I'm a worrier

And no, I didn't misspel warrior as worrier. Although I do consider myself a warrior too.

No, I'm a worrier, be it for social situations, getting seriously ill, or something happening to my family - especially my daughter.

It is a daily occurance, and right now for example I worry about getting cancer again. I have felt under the weather for a few days, nothing bad just a bit off, and it probably is just the change in weather from warm to cool and rainy, being a bit stressed at work, and having problems getting back into things after our vacation. Normal things that everyone deals with.
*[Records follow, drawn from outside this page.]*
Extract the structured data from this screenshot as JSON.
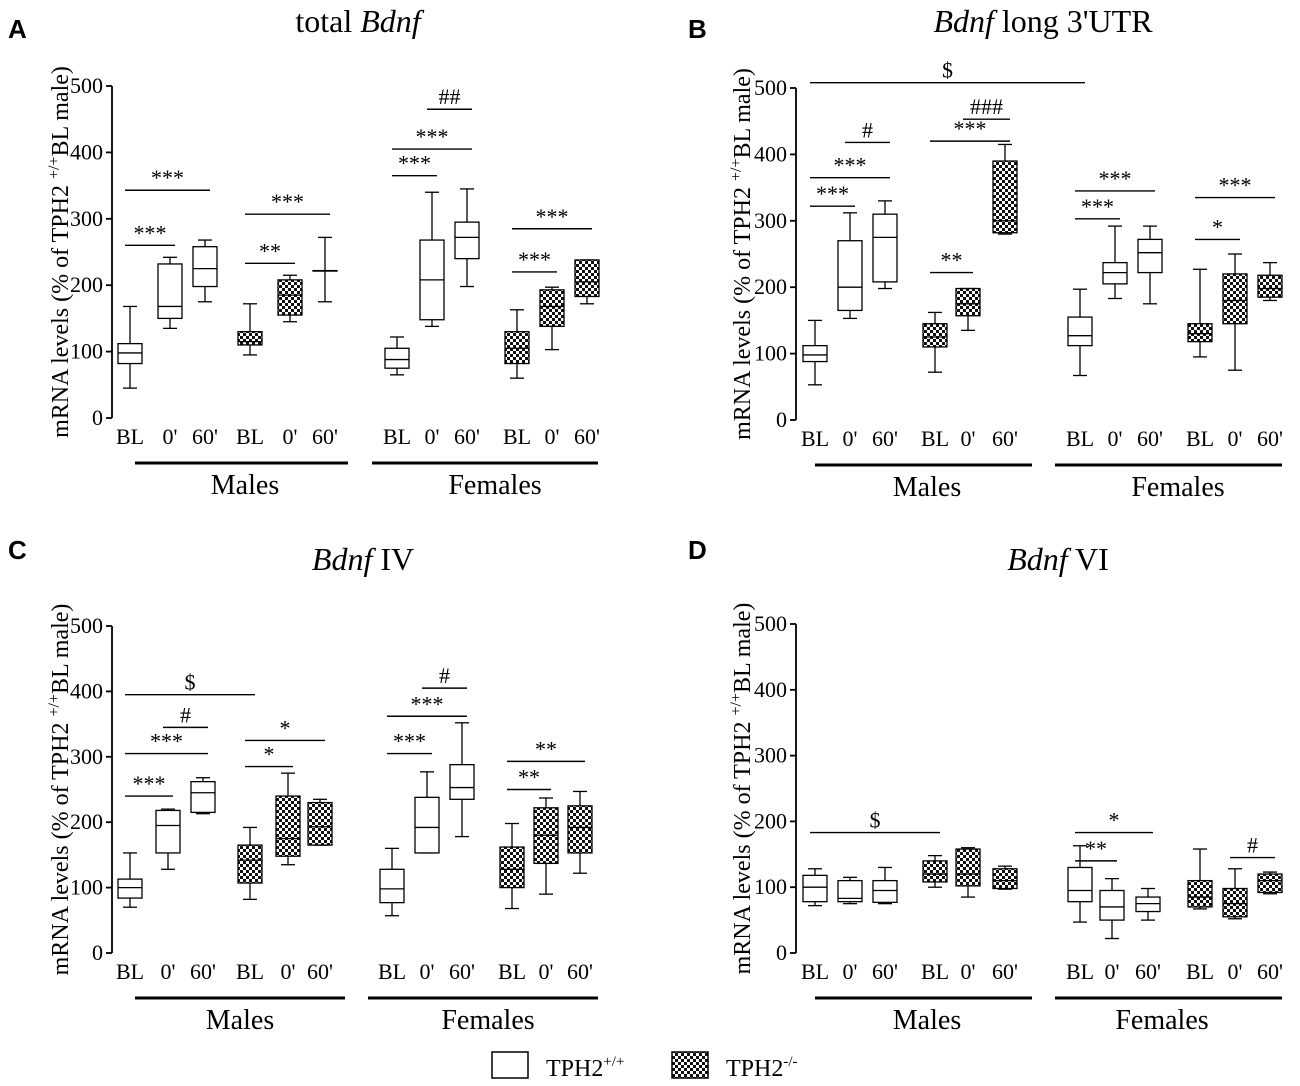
{
  "colors": {
    "ink": "#000000",
    "wt_fill": "#ffffff",
    "ko_pattern": "checkerboard"
  },
  "chart_data": [
    {
      "panel": "A",
      "type": "box",
      "title": "total Bdnf",
      "title_italic": "Bdnf",
      "ylabel": "mRNA levels (% of TPH2 +/+BL male)",
      "ylim": [
        0,
        500
      ],
      "yticks": [
        "0",
        "100",
        "200",
        "300",
        "400",
        "500"
      ],
      "groups": [
        "Males",
        "Females"
      ],
      "categories": [
        "BL",
        "0'",
        "60'",
        "BL",
        "0'",
        "60'",
        "BL",
        "0'",
        "60'",
        "BL",
        "0'",
        "60'"
      ],
      "series": [
        {
          "name": "TPH2+/+ Males BL",
          "genotype": "WT",
          "stats": [
            45,
            82,
            98,
            112,
            168
          ]
        },
        {
          "name": "TPH2+/+ Males 0'",
          "genotype": "WT",
          "stats": [
            135,
            150,
            168,
            232,
            242
          ]
        },
        {
          "name": "TPH2+/+ Males 60'",
          "genotype": "WT",
          "stats": [
            175,
            198,
            225,
            258,
            268
          ]
        },
        {
          "name": "TPH2-/- Males BL",
          "genotype": "KO",
          "stats": [
            95,
            110,
            115,
            130,
            172
          ]
        },
        {
          "name": "TPH2-/- Males 0'",
          "genotype": "KO",
          "stats": [
            145,
            155,
            185,
            208,
            215
          ]
        },
        {
          "name": "TPH2-/- Males 60'",
          "genotype": "KO",
          "stats": [
            175,
            222,
            222,
            222,
            272
          ]
        },
        {
          "name": "TPH2+/+ Females BL",
          "genotype": "WT",
          "stats": [
            65,
            75,
            88,
            105,
            122
          ]
        },
        {
          "name": "TPH2+/+ Females 0'",
          "genotype": "WT",
          "stats": [
            138,
            148,
            208,
            268,
            340
          ]
        },
        {
          "name": "TPH2+/+ Females 60'",
          "genotype": "WT",
          "stats": [
            198,
            240,
            272,
            295,
            345
          ]
        },
        {
          "name": "TPH2-/- Females BL",
          "genotype": "KO",
          "stats": [
            60,
            82,
            105,
            130,
            163
          ]
        },
        {
          "name": "TPH2-/- Females 0'",
          "genotype": "KO",
          "stats": [
            103,
            138,
            168,
            193,
            197
          ]
        },
        {
          "name": "TPH2-/- Females 60'",
          "genotype": "KO",
          "stats": [
            172,
            183,
            205,
            238,
            238
          ]
        }
      ],
      "annotations": [
        {
          "text": "***",
          "from": 0,
          "to": 1,
          "y": 260
        },
        {
          "text": "***",
          "from": 0,
          "to": 2,
          "y": 343
        },
        {
          "text": "**",
          "from": 3,
          "to": 4,
          "y": 233
        },
        {
          "text": "***",
          "from": 3,
          "to": 5,
          "y": 307
        },
        {
          "text": "***",
          "from": 6,
          "to": 7,
          "y": 365
        },
        {
          "text": "***",
          "from": 6,
          "to": 8,
          "y": 405
        },
        {
          "text": "##",
          "from": 7,
          "to": 8,
          "y": 465
        },
        {
          "text": "***",
          "from": 9,
          "to": 10,
          "y": 220
        },
        {
          "text": "***",
          "from": 9,
          "to": 11,
          "y": 285
        }
      ]
    },
    {
      "panel": "B",
      "type": "box",
      "title": "Bdnf long 3'UTR",
      "title_italic": "Bdnf",
      "ylabel": "mRNA levels (% of TPH2 +/+BL male)",
      "ylim": [
        0,
        500
      ],
      "yticks": [
        "0",
        "100",
        "200",
        "300",
        "400",
        "500"
      ],
      "groups": [
        "Males",
        "Females"
      ],
      "categories": [
        "BL",
        "0'",
        "60'",
        "BL",
        "0'",
        "60'",
        "BL",
        "0'",
        "60'",
        "BL",
        "0'",
        "60'"
      ],
      "series": [
        {
          "name": "TPH2+/+ Males BL",
          "genotype": "WT",
          "stats": [
            53,
            88,
            98,
            112,
            150
          ]
        },
        {
          "name": "TPH2+/+ Males 0'",
          "genotype": "WT",
          "stats": [
            153,
            165,
            200,
            270,
            312
          ]
        },
        {
          "name": "TPH2+/+ Males 60'",
          "genotype": "WT",
          "stats": [
            198,
            208,
            275,
            310,
            330
          ]
        },
        {
          "name": "TPH2-/- Males BL",
          "genotype": "KO",
          "stats": [
            72,
            110,
            125,
            145,
            162
          ]
        },
        {
          "name": "TPH2-/- Males 0'",
          "genotype": "KO",
          "stats": [
            135,
            157,
            175,
            198,
            198
          ]
        },
        {
          "name": "TPH2-/- Males 60'",
          "genotype": "KO",
          "stats": [
            280,
            282,
            300,
            390,
            415
          ]
        },
        {
          "name": "TPH2+/+ Females BL",
          "genotype": "WT",
          "stats": [
            67,
            112,
            127,
            155,
            197
          ]
        },
        {
          "name": "TPH2+/+ Females 0'",
          "genotype": "WT",
          "stats": [
            183,
            205,
            222,
            237,
            292
          ]
        },
        {
          "name": "TPH2+/+ Females 60'",
          "genotype": "WT",
          "stats": [
            175,
            222,
            252,
            272,
            292
          ]
        },
        {
          "name": "TPH2-/- Females BL",
          "genotype": "KO",
          "stats": [
            95,
            118,
            130,
            145,
            227
          ]
        },
        {
          "name": "TPH2-/- Females 0'",
          "genotype": "KO",
          "stats": [
            75,
            145,
            180,
            220,
            250
          ]
        },
        {
          "name": "TPH2-/- Females 60'",
          "genotype": "KO",
          "stats": [
            180,
            185,
            198,
            218,
            237
          ]
        }
      ],
      "annotations": [
        {
          "text": "***",
          "from": 0,
          "to": 1,
          "y": 322
        },
        {
          "text": "***",
          "from": 0,
          "to": 2,
          "y": 365
        },
        {
          "text": "#",
          "from": 1,
          "to": 2,
          "y": 418
        },
        {
          "text": "**",
          "from": 3,
          "to": 4,
          "y": 222
        },
        {
          "text": "***",
          "from": 3,
          "to": 5,
          "y": 420
        },
        {
          "text": "###",
          "from": 4,
          "to": 5,
          "y": 453
        },
        {
          "text": "$",
          "from": 0,
          "to": 6,
          "y": 508
        },
        {
          "text": "***",
          "from": 6,
          "to": 7,
          "y": 303
        },
        {
          "text": "***",
          "from": 6,
          "to": 8,
          "y": 345
        },
        {
          "text": "*",
          "from": 9,
          "to": 10,
          "y": 272
        },
        {
          "text": "***",
          "from": 9,
          "to": 11,
          "y": 335
        }
      ]
    },
    {
      "panel": "C",
      "type": "box",
      "title": "Bdnf IV",
      "title_italic": "Bdnf",
      "ylabel": "mRNA levels (% of TPH2 +/+BL male)",
      "ylim": [
        0,
        500
      ],
      "yticks": [
        "0",
        "100",
        "200",
        "300",
        "400",
        "500"
      ],
      "groups": [
        "Males",
        "Females"
      ],
      "categories": [
        "BL",
        "0'",
        "60'",
        "BL",
        "0'",
        "60'",
        "BL",
        "0'",
        "60'",
        "BL",
        "0'",
        "60'"
      ],
      "series": [
        {
          "name": "TPH2+/+ Males BL",
          "genotype": "WT",
          "stats": [
            70,
            84,
            100,
            113,
            153
          ]
        },
        {
          "name": "TPH2+/+ Males 0'",
          "genotype": "WT",
          "stats": [
            128,
            153,
            195,
            218,
            220
          ]
        },
        {
          "name": "TPH2+/+ Males 60'",
          "genotype": "WT",
          "stats": [
            213,
            215,
            245,
            262,
            268
          ]
        },
        {
          "name": "TPH2-/- Males BL",
          "genotype": "KO",
          "stats": [
            82,
            107,
            142,
            165,
            192
          ]
        },
        {
          "name": "TPH2-/- Males 0'",
          "genotype": "KO",
          "stats": [
            135,
            148,
            175,
            240,
            275
          ]
        },
        {
          "name": "TPH2-/- Males 60'",
          "genotype": "KO",
          "stats": [
            165,
            165,
            193,
            230,
            235
          ]
        },
        {
          "name": "TPH2+/+ Females BL",
          "genotype": "WT",
          "stats": [
            57,
            77,
            98,
            128,
            160
          ]
        },
        {
          "name": "TPH2+/+ Females 0'",
          "genotype": "WT",
          "stats": [
            153,
            153,
            192,
            238,
            277
          ]
        },
        {
          "name": "TPH2+/+ Females 60'",
          "genotype": "WT",
          "stats": [
            178,
            235,
            253,
            288,
            352
          ]
        },
        {
          "name": "TPH2-/- Females BL",
          "genotype": "KO",
          "stats": [
            68,
            100,
            128,
            162,
            198
          ]
        },
        {
          "name": "TPH2-/- Females 0'",
          "genotype": "KO",
          "stats": [
            90,
            137,
            180,
            222,
            237
          ]
        },
        {
          "name": "TPH2-/- Females 60'",
          "genotype": "KO",
          "stats": [
            122,
            153,
            192,
            225,
            247
          ]
        }
      ],
      "annotations": [
        {
          "text": "***",
          "from": 0,
          "to": 1,
          "y": 240
        },
        {
          "text": "***",
          "from": 0,
          "to": 2,
          "y": 305
        },
        {
          "text": "#",
          "from": 1,
          "to": 2,
          "y": 345
        },
        {
          "text": "$",
          "from": 0,
          "to": 3,
          "y": 395
        },
        {
          "text": "*",
          "from": 3,
          "to": 4,
          "y": 285
        },
        {
          "text": "*",
          "from": 3,
          "to": 5,
          "y": 325
        },
        {
          "text": "***",
          "from": 6,
          "to": 7,
          "y": 305
        },
        {
          "text": "***",
          "from": 6,
          "to": 8,
          "y": 362
        },
        {
          "text": "#",
          "from": 7,
          "to": 8,
          "y": 405
        },
        {
          "text": "**",
          "from": 9,
          "to": 10,
          "y": 250
        },
        {
          "text": "**",
          "from": 9,
          "to": 11,
          "y": 293
        }
      ]
    },
    {
      "panel": "D",
      "type": "box",
      "title": "Bdnf VI",
      "title_italic": "Bdnf",
      "ylabel": "mRNA levels (% of TPH2 +/+BL male)",
      "ylim": [
        0,
        500
      ],
      "yticks": [
        "0",
        "100",
        "200",
        "300",
        "400",
        "500"
      ],
      "groups": [
        "Males",
        "Females"
      ],
      "categories": [
        "BL",
        "0'",
        "60'",
        "BL",
        "0'",
        "60'",
        "BL",
        "0'",
        "60'",
        "BL",
        "0'",
        "60'"
      ],
      "series": [
        {
          "name": "TPH2+/+ Males BL",
          "genotype": "WT",
          "stats": [
            72,
            78,
            100,
            118,
            128
          ]
        },
        {
          "name": "TPH2+/+ Males 0'",
          "genotype": "WT",
          "stats": [
            75,
            78,
            83,
            110,
            115
          ]
        },
        {
          "name": "TPH2+/+ Males 60'",
          "genotype": "WT",
          "stats": [
            75,
            77,
            95,
            110,
            130
          ]
        },
        {
          "name": "TPH2-/- Males BL",
          "genotype": "KO",
          "stats": [
            100,
            108,
            120,
            140,
            148
          ]
        },
        {
          "name": "TPH2-/- Males 0'",
          "genotype": "KO",
          "stats": [
            85,
            102,
            120,
            158,
            160
          ]
        },
        {
          "name": "TPH2-/- Males 60'",
          "genotype": "KO",
          "stats": [
            97,
            98,
            110,
            128,
            132
          ]
        },
        {
          "name": "TPH2+/+ Females BL",
          "genotype": "WT",
          "stats": [
            47,
            78,
            95,
            130,
            163
          ]
        },
        {
          "name": "TPH2+/+ Females 0'",
          "genotype": "WT",
          "stats": [
            22,
            50,
            70,
            95,
            113
          ]
        },
        {
          "name": "TPH2+/+ Females 60'",
          "genotype": "WT",
          "stats": [
            50,
            63,
            75,
            85,
            98
          ]
        },
        {
          "name": "TPH2-/- Females BL",
          "genotype": "KO",
          "stats": [
            67,
            70,
            85,
            110,
            158
          ]
        },
        {
          "name": "TPH2-/- Females 0'",
          "genotype": "KO",
          "stats": [
            52,
            55,
            75,
            98,
            128
          ]
        },
        {
          "name": "TPH2-/- Females 60'",
          "genotype": "KO",
          "stats": [
            90,
            92,
            110,
            120,
            123
          ]
        }
      ],
      "annotations": [
        {
          "text": "$",
          "from": 0,
          "to": 3,
          "y": 183
        },
        {
          "text": "**",
          "from": 6,
          "to": 7,
          "y": 140
        },
        {
          "text": "*",
          "from": 6,
          "to": 8,
          "y": 183
        },
        {
          "text": "#",
          "from": 10,
          "to": 11,
          "y": 145
        }
      ]
    }
  ],
  "legend": {
    "items": [
      {
        "key": "wt",
        "base": "TPH2",
        "sup": "+/+"
      },
      {
        "key": "ko",
        "base": "TPH2",
        "sup": "-/-"
      }
    ]
  }
}
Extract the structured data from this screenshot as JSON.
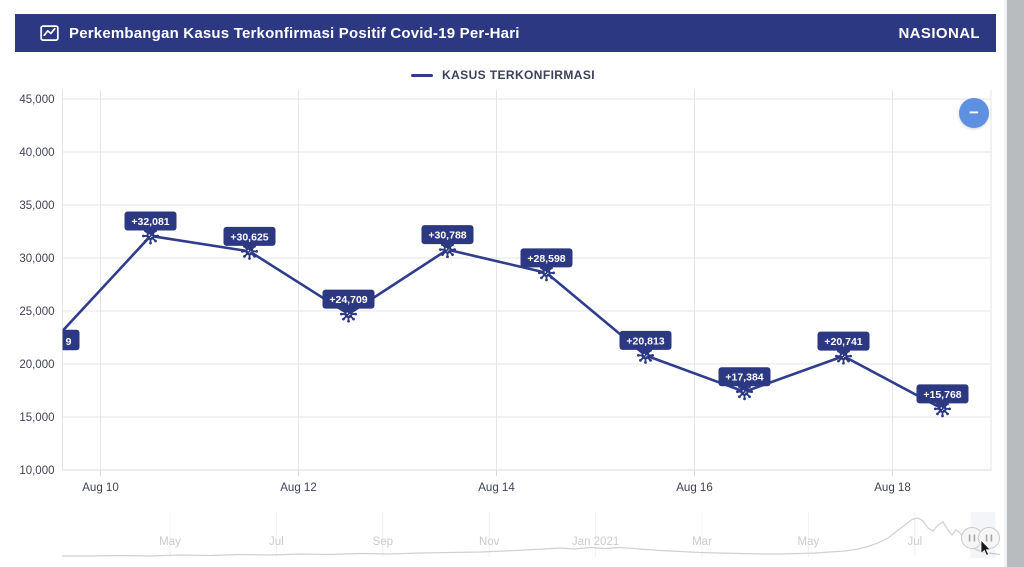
{
  "header": {
    "title": "Perkembangan Kasus Terkonfirmasi Positif Covid-19 Per-Hari",
    "region_label": "NASIONAL",
    "icon": "line-chart-icon"
  },
  "legend": {
    "label": "KASUS TERKONFIRMASI"
  },
  "zoom_button": {
    "glyph": "−"
  },
  "colors": {
    "navy": "#2c3881",
    "line": "#2f3d8c",
    "data_label_bg": "#2c3881",
    "data_label_text": "#ffffff",
    "grid": "#e6e6e6",
    "axis_line": "#d4d9e4",
    "axis_text": "#3f4356",
    "month_text": "#c9cbcd",
    "sparkline": "#cfd1d3",
    "handle_fill": "#f6f6f6",
    "handle_stroke": "#c9c9c9",
    "handle_bars": "#a6a6a6",
    "zoom_button_bg": "#5e90e2"
  },
  "chart_data": {
    "type": "line",
    "title": "Perkembangan Kasus Terkonfirmasi Positif Covid-19 Per-Hari",
    "legend_position": "top-center",
    "grid": true,
    "marker": "virus-icon",
    "ylim": [
      10000,
      45000
    ],
    "y_tick_values": [
      10000,
      15000,
      20000,
      25000,
      30000,
      35000,
      40000,
      45000
    ],
    "y_tick_labels": [
      "10,000",
      "15,000",
      "20,000",
      "25,000",
      "30,000",
      "35,000",
      "40,000",
      "45,000"
    ],
    "x_tick_labels": [
      "Aug 10",
      "Aug 12",
      "Aug 14",
      "Aug 16",
      "Aug 18"
    ],
    "series": [
      {
        "name": "KASUS TERKONFIRMASI",
        "points": [
          {
            "date": "Aug 9",
            "value": 22000,
            "estimated": true,
            "clipped": true,
            "label_fragment": "9"
          },
          {
            "date": "Aug 10",
            "value": 32081,
            "label": "+32,081"
          },
          {
            "date": "Aug 11",
            "value": 30625,
            "label": "+30,625"
          },
          {
            "date": "Aug 12",
            "value": 24709,
            "label": "+24,709"
          },
          {
            "date": "Aug 13",
            "value": 30788,
            "label": "+30,788"
          },
          {
            "date": "Aug 14",
            "value": 28598,
            "label": "+28,598"
          },
          {
            "date": "Aug 15",
            "value": 20813,
            "label": "+20,813"
          },
          {
            "date": "Aug 16",
            "value": 17384,
            "label": "+17,384"
          },
          {
            "date": "Aug 17",
            "value": 20741,
            "label": "+20,741"
          },
          {
            "date": "Aug 18",
            "value": 15768,
            "label": "+15,768"
          }
        ]
      }
    ]
  },
  "navigator": {
    "month_ticks": [
      "May",
      "Jul",
      "Sep",
      "Nov",
      "Jan 2021",
      "Mar",
      "May",
      "Jul"
    ],
    "sparkline": [
      [
        62,
        556
      ],
      [
        90,
        556
      ],
      [
        120,
        555.5
      ],
      [
        150,
        556
      ],
      [
        180,
        555
      ],
      [
        210,
        555.5
      ],
      [
        240,
        554.5
      ],
      [
        270,
        555
      ],
      [
        300,
        554
      ],
      [
        330,
        554.5
      ],
      [
        360,
        553.5
      ],
      [
        390,
        554
      ],
      [
        420,
        553
      ],
      [
        450,
        552.5
      ],
      [
        480,
        552
      ],
      [
        505,
        551
      ],
      [
        525,
        550
      ],
      [
        545,
        549
      ],
      [
        560,
        548
      ],
      [
        575,
        549
      ],
      [
        590,
        547.5
      ],
      [
        605,
        548.5
      ],
      [
        620,
        547.5
      ],
      [
        640,
        549
      ],
      [
        660,
        550.5
      ],
      [
        680,
        551.5
      ],
      [
        700,
        552.5
      ],
      [
        720,
        553
      ],
      [
        740,
        553.5
      ],
      [
        760,
        554
      ],
      [
        780,
        554
      ],
      [
        800,
        553.5
      ],
      [
        815,
        553
      ],
      [
        830,
        552
      ],
      [
        845,
        551
      ],
      [
        858,
        549
      ],
      [
        868,
        546.5
      ],
      [
        878,
        543
      ],
      [
        888,
        538
      ],
      [
        897,
        531
      ],
      [
        905,
        525
      ],
      [
        912,
        519.5
      ],
      [
        918,
        518
      ],
      [
        923,
        521
      ],
      [
        928,
        528
      ],
      [
        933,
        531
      ],
      [
        938,
        525
      ],
      [
        943,
        522
      ],
      [
        948,
        530
      ],
      [
        952,
        535
      ],
      [
        956,
        530
      ],
      [
        960,
        533
      ],
      [
        964,
        539
      ],
      [
        968,
        544
      ],
      [
        973,
        548
      ],
      [
        980,
        551
      ],
      [
        988,
        553
      ],
      [
        996,
        554
      ],
      [
        1000,
        554.5
      ]
    ]
  }
}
But for me, having had cancer twice already, feeling off is a trigger for disaster. I can't tell you how many times I have said a tearful goodbye to my family, lying on my death bed, skinny and with a bald head. All in my mind of course. Or watching my husband walk our daughter up the isle on her wedding day, from some distant place of who knows where (I don't believe in heaven, so perhaps I am reincarnated as the flower decorations?),  or my daughter holding her first born, my grandchild, and me not being there with her. Heart wrenching, right? Just writing about it now makes me tear up.

I have just downloaded a book on Audible, called "The Worry Trick" by David B. Carbonell PhD. I am only a few chapters in, but so far so good. If nothing else, I know I'm not alone! Worrying is normal, and it doesn't have to be debilitating. So I take a lot of deep breaths, I stop myself when my head starts spinning in the wrong direction, and I try to find a more positive alternative to what worries me.

I am practicing every day, almost all the time. I will get great at handling my worries very soon!